Mais, au terme d’une nuit électorale à suspense, une opposition travailliste renaissante l’a privée d’une victoire pleine et entière en lui faisant perdre non seulement la majorité absolue à la Chambre des communes, mais aussi son pari.

L’avenir politique de Theresa May, 60 ans, n’est pas garanti, tant le résultat du scrutin a surpris, et irrité, au sein du Parti conservateur. “Elle reste, pour le moment”, résume-t-on chez les Tories.

Pour se donner les moyens de gouverner, la Première ministre a déclaré qu’elle allait continuer à travailler “avec nos amis et alliés du DUP (...) dans l’intérêt de tout le Royaume Uni”.

Le Parti unioniste démocrate (DUP, protestant) d’Irlande du Nord a remporté dix sièges. Sa dirigeante, Arlene Foster, a confirmé que des pourparlers allaient se tenir avec les Tories.

CORBYN “PLEIN D’ESPOIR”

Après attribution de 649 des 650 sièges des Communes, les Tories en ont remporté 318. Il en faut 326 pour disposer d’une majorité absolue. Le Parti conservateur en avait 330 dans l’assemblée sortante. Le Labour a obtenu 261 sièges, un score inespéré il y a encore quelques semaines.

Son chef, Jeremy Corbyn, a jugé que Theresa May devait démissionner, disant que le Labour était prêt à former un gouvernement minoritaire. Il a estimé que les négociations sur le Brexit devaient s’enclencher comme prévu.

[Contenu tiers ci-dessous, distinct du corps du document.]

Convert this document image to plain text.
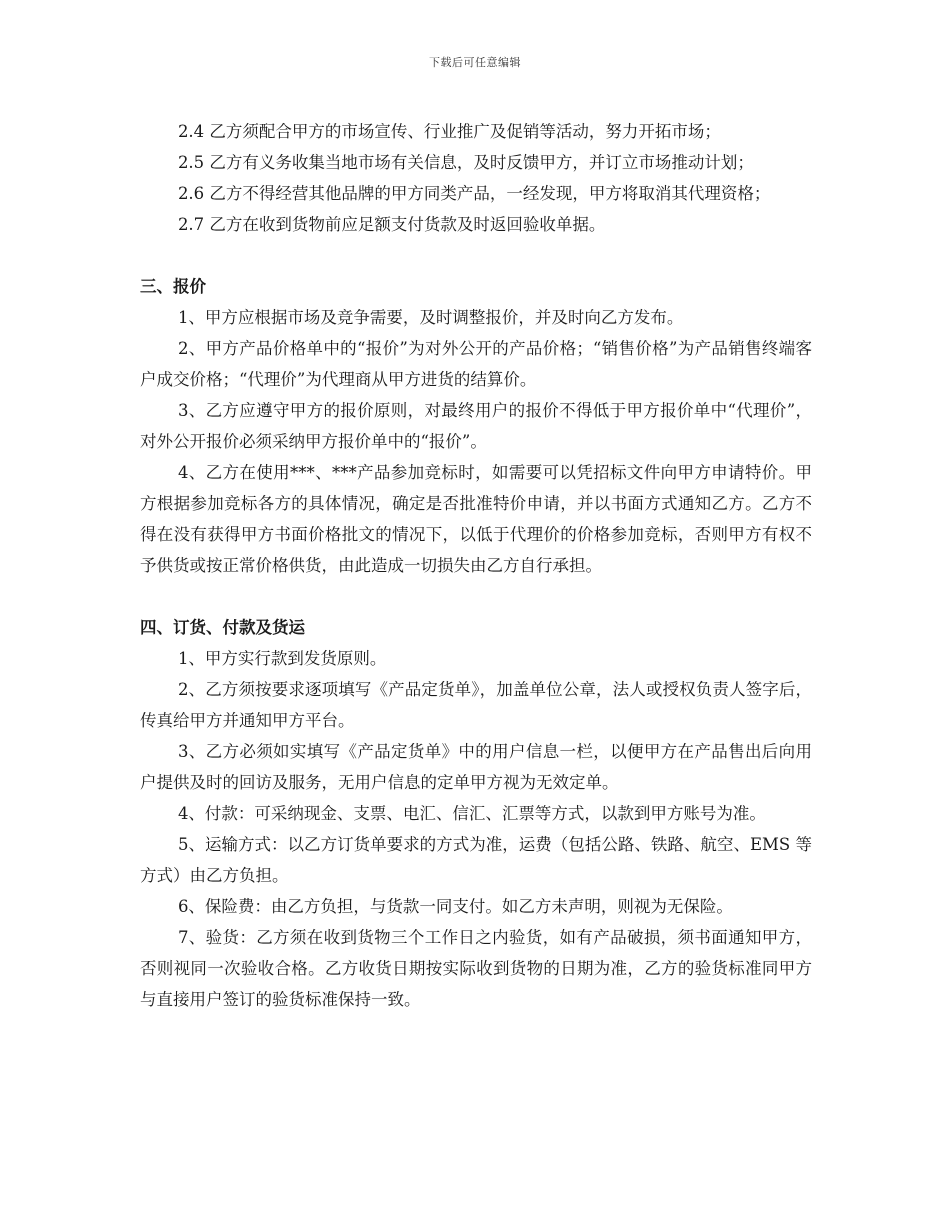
下载后可任意编辑

2.4 乙方须配合甲方的市场宣传、行业推广及促销等活动，努力开拓市场；

2.5 乙方有义务收集当地市场有关信息，及时反馈甲方，并订立市场推动计划；

2.6 乙方不得经营其他品牌的甲方同类产品，一经发现，甲方将取消其代理资格；

2.7 乙方在收到货物前应足额支付货款及时返回验收单据。

三、报价

1、甲方应根据市场及竞争需要，及时调整报价，并及时向乙方发布。

2、甲方产品价格单中的“报价”为对外公开的产品价格；“销售价格”为产品销售终端客户成交价格；“代理价”为代理商从甲方进货的结算价。

3、乙方应遵守甲方的报价原则，对最终用户的报价不得低于甲方报价单中“代理价”，对外公开报价必须采纳甲方报价单中的“报价”。

4、乙方在使用***、***产品参加竞标时，如需要可以凭招标文件向甲方申请特价。甲方根据参加竞标各方的具体情况，确定是否批准特价申请，并以书面方式通知乙方。乙方不得在没有获得甲方书面价格批文的情况下，以低于代理价的价格参加竞标，否则甲方有权不予供货或按正常价格供货，由此造成一切损失由乙方自行承担。

四、订货、付款及货运

1、甲方实行款到发货原则。

2、乙方须按要求逐项填写《产品定货单》，加盖单位公章，法人或授权负责人签字后，传真给甲方并通知甲方平台。

3、乙方必须如实填写《产品定货单》中的用户信息一栏，以便甲方在产品售出后向用户提供及时的回访及服务，无用户信息的定单甲方视为无效定单。

4、付款：可采纳现金、支票、电汇、信汇、汇票等方式，以款到甲方账号为准。

5、运输方式：以乙方订货单要求的方式为准，运费（包括公路、铁路、航空、EMS 等方式）由乙方负担。

6、保险费：由乙方负担，与货款一同支付。如乙方未声明，则视为无保险。

7、验货：乙方须在收到货物三个工作日之内验货，如有产品破损，须书面通知甲方，否则视同一次验收合格。乙方收货日期按实际收到货物的日期为准，乙方的验货标准同甲方与直接用户签订的验货标准保持一致。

“Si (...) le Parti conservateur a remporté le plus de sièges et probablement le plus grand nombre de voix, il nous incombera de faire en sorte que nous ayons cette période de stabilité et c’est ce que nous ferons”, a déclaré Theresa May après avoir été réélue dans sa circonscription de Maidenhead, près de Londres.

Après avoir lui aussi été réélu dans le nord de Londres, Jeremy Corbyn a dit sa “fierté” face à résultat “plein d’espoir”.

“Les gens en ont assez des politiques d’austérité et des coupes dans les services publics”, a jugé le dirigeant travailliste.

Le temps de Theresa May est “terminé”, a-t-il tranché. “Le mandat qu’elle a eu ce sont des sièges conservateurs perdus, des voix perdues, un soutien perdu et une confiance perdue”.

CRAINTES DE BRUXELLES

Prié de dire si les négociations en vue du Brexit devaient être reportées, Jeremy Corbyn a répondu : “Il va falloir qu’elles commencent parce que l’article 50 (du traité européen NDLR) a été invoqué. Le gouvernement qui sera en fonction dans 11 jours devra mener ces négociations sur le Brexit.”

“Notre position est très claire, nous voulons un Brexit qui mette l’emploi en premier. De ce fait, la chose la plus importante est un accord commercial avec l’Europe”, a-t-il ajouté sur Sky News.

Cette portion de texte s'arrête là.